Instead of viewing innovation as a collection of various processes, methods and tools, the author makes a strong case for viewing it as a complex, integrated system that needs to be designed, built and operated as such. This system needs to balance the competing needs of the operational business units and the strategically oriented corporation as a whole, of the quarterly demands of wall-street and the long-term vision of other stakeholders and society.

At the center of this system is the Portfolio of projects the company is working on. The portfolio represents the company’s future. It is the sum total of where the company is going and the future of the company is dependent on the decisions made about what is in the portfolio and the resources applied to each project in the portfolio.

“… Portfolio Management is a balancing function between the old products and the new development. It controls the value propositions for the whole company or a market segment … Portfolio Management provides a protected environment for disruptive products, as long as they show the potential for future revenue or technology shift.”

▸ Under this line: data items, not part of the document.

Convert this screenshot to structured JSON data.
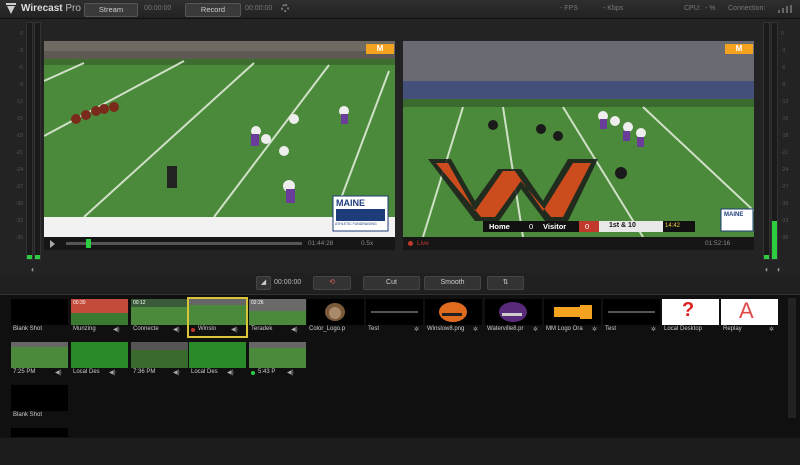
{
  "app": {
    "name": "Wirecast",
    "edition": "Pro"
  },
  "toolbar": {
    "stream_label": "Stream",
    "stream_time": "00:00:00",
    "record_label": "Record",
    "record_time": "00:00:00"
  },
  "stats": {
    "fps": "- FPS",
    "kbps": "- Kbps",
    "cpu": "CPU:",
    "cpu_value": "- %",
    "connection": "Connection:"
  },
  "meter_scale": [
    "0",
    "-3",
    "-6",
    "-9",
    "-12",
    "-15",
    "-18",
    "-21",
    "-24",
    "-27",
    "-30",
    "-33",
    "-36"
  ],
  "preview": {
    "time": "01:44:28",
    "zoom": "0.5x"
  },
  "program": {
    "status": "Live",
    "time": "01:52:16"
  },
  "scoreboard": {
    "home_label": "Home",
    "home_score": "0",
    "visitor_label": "Visitor",
    "visitor_score": "0",
    "down": "1st & 10",
    "clock": "14:42"
  },
  "overlays": {
    "logo_text": "MAINE",
    "logo_sub": "ATHLETIC FUNDRAISING",
    "m_text": "M"
  },
  "transition": {
    "time": "00:00:00",
    "cut_label": "Cut",
    "smooth_label": "Smooth"
  },
  "shots_row1": [
    {
      "label": "Blank Shot",
      "duration": ""
    },
    {
      "label": "Munzing",
      "duration": "00:30"
    },
    {
      "label": "Connecte",
      "duration": "00:12"
    },
    {
      "label": "Winslo",
      "duration": ""
    },
    {
      "label": "Teradek",
      "duration": "02:26"
    },
    {
      "label": "Color_Logo.p",
      "duration": ""
    },
    {
      "label": "Test",
      "duration": ""
    },
    {
      "label": "Winslow8.png",
      "duration": ""
    },
    {
      "label": "Waterville8.pr",
      "duration": ""
    },
    {
      "label": "MM Logo Ora",
      "duration": ""
    },
    {
      "label": "Test",
      "duration": ""
    },
    {
      "label": "Local Desktop",
      "duration": ""
    },
    {
      "label": "Replay",
      "duration": ""
    }
  ],
  "shots_row2": [
    {
      "label": "7:25 PM"
    },
    {
      "label": "Local Des"
    },
    {
      "label": "7:36 PM"
    },
    {
      "label": "Local Des"
    },
    {
      "label": "5:43 P"
    }
  ],
  "shots_row3": [
    {
      "label": "Blank Shot"
    }
  ],
  "glyphs": {
    "question": "?",
    "replay_letter": "A"
  },
  "colors": {
    "accent_yellow": "#d9c43a",
    "live_red": "#c0392b",
    "meter_green": "#2ecc40",
    "field_green": "#4a8a3a"
  }
}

Discovery, Incubation and acceleration efforts all need to work to create the ‘right’ portfolio, using the metrics, governance and organizational structures that will cause this to happen, despite the many competing needs and desires that result in natural tensions within the organization.

Getting the innovation system ‘right’ results in the ‘right’ portfolio to deliver new offerings in 1, 3, 5 and 10 years that fulfill a strategic vision. This article provides a nice introduction to some of the factors that can make this happen.